Sur le papier, le projet est donc vraiment intéressant, mais aucun résultat tangible n’est encore disponible au public, et de nombreuses questions restent ouvertes. Quel est le volume réel échangé sur la Micro Grid ? Est-ce que cela représente une part significative de la consommation totale ? Qui gère le réseau et son équilibre ? Se fait elle automatiquement ou bien est-ce l’objectif à terme ? Quel est la place de l’aspect Demand Response du projet ? Le prix de l’énergie est-il librement fixé ou le consommateur peut-il le fixer lui-même ? Et une génération d’énergie au gaz est-elle incluse dans BMG ?
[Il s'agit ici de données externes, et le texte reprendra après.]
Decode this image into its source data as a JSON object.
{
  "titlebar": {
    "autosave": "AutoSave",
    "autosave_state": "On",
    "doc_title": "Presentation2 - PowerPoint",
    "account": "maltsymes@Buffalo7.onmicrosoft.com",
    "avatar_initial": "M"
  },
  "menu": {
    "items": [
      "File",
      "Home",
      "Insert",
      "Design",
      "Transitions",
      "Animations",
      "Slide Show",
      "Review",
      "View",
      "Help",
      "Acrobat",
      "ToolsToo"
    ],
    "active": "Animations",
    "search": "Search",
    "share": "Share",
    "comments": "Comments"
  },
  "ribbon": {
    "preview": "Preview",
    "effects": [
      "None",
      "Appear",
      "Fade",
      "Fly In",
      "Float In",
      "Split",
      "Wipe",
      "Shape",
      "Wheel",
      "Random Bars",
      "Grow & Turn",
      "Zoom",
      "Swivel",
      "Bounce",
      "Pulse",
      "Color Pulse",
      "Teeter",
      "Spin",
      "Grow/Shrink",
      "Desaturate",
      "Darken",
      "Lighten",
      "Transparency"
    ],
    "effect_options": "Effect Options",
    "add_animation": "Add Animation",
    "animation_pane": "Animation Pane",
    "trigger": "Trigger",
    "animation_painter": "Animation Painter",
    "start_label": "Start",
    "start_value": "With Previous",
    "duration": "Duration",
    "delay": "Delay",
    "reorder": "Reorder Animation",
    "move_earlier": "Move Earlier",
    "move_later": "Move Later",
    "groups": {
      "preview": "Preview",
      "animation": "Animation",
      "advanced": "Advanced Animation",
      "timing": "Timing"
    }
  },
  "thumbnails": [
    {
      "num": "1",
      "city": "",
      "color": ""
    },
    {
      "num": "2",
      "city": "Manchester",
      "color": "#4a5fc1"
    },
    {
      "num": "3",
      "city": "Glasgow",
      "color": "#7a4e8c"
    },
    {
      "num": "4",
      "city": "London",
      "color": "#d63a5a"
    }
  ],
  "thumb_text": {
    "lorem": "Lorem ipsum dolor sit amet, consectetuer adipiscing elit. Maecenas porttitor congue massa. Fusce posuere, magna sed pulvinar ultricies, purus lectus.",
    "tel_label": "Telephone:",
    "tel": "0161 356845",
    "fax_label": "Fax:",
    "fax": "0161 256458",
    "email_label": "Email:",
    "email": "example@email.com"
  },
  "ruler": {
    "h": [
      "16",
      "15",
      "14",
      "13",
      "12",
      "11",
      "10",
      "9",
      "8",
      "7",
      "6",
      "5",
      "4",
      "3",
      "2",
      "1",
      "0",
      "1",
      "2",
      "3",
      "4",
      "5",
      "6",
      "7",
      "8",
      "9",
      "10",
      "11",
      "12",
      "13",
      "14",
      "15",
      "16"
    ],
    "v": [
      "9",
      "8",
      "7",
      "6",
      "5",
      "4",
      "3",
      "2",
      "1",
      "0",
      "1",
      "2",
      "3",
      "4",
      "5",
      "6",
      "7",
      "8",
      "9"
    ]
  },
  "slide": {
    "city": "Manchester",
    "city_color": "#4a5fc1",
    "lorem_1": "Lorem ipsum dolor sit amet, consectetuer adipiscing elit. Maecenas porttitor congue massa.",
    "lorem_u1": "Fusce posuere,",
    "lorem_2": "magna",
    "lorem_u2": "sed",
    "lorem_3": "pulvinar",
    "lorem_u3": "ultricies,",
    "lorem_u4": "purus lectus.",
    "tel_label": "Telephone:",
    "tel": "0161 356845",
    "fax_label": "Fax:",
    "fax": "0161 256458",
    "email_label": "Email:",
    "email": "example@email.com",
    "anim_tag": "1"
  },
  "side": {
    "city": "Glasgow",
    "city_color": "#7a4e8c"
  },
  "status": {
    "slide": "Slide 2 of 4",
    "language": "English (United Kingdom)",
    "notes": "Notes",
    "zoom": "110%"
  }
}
Quoi qu’il en soit, la Micro Grid de Brooklyn préfigure sans doute les systèmes énergétiques de demain. Les citoyens consommeront une énergie de source renouvelable, et produite localement. À l’échelle du quartier ou de la communauté, ils pourront gérer de manière autonome leur production et consommation d’énergie.

Dans cette perspective, les énergéticiens traditionnels devront bientôt devoir faire face à de nouveaux concurrents : les communautés.  Dès lors, il est critique d’adopter une stratégie en rupture avec les modèles énergétiques centralisés traditionnels. Ainsi, en Allemagne par exemple, RWE accompagne déjà des projets de Micro Grid semblables à celui de Brooklyn, avec un partenariat avec la start-up Slock.it sur les bornes de recharge électriques. Au lieu de se poser en opposant réfractaire au changement, soucieux de conserver des positions acquises au siècle précédent, RWE à ici l’intelligence d’être acteur d’un changement inéluctable. Les smart grids offrent en fait une opportunité de relais de croissance pour les énergéticiens. Aider les citoyens à mieux consommer de l’énergie, via des smart contracts par exemple, fait sens économiquement et socialement.

Enfin, les énergéticiens peuvent accompagner les pays émergents d’Afrique dans la création de réseaux énergétiques distribués et intelligents. La start-up Grid Singularity cherche par exemple à développer la blockchain pour sécuriser les transactions énergétiques en Afrique. Cette démarche serait comparable à celle connue avec la téléphonie mobile, qui a permis de se passer d’un réseau centralisé lourd et coûteux.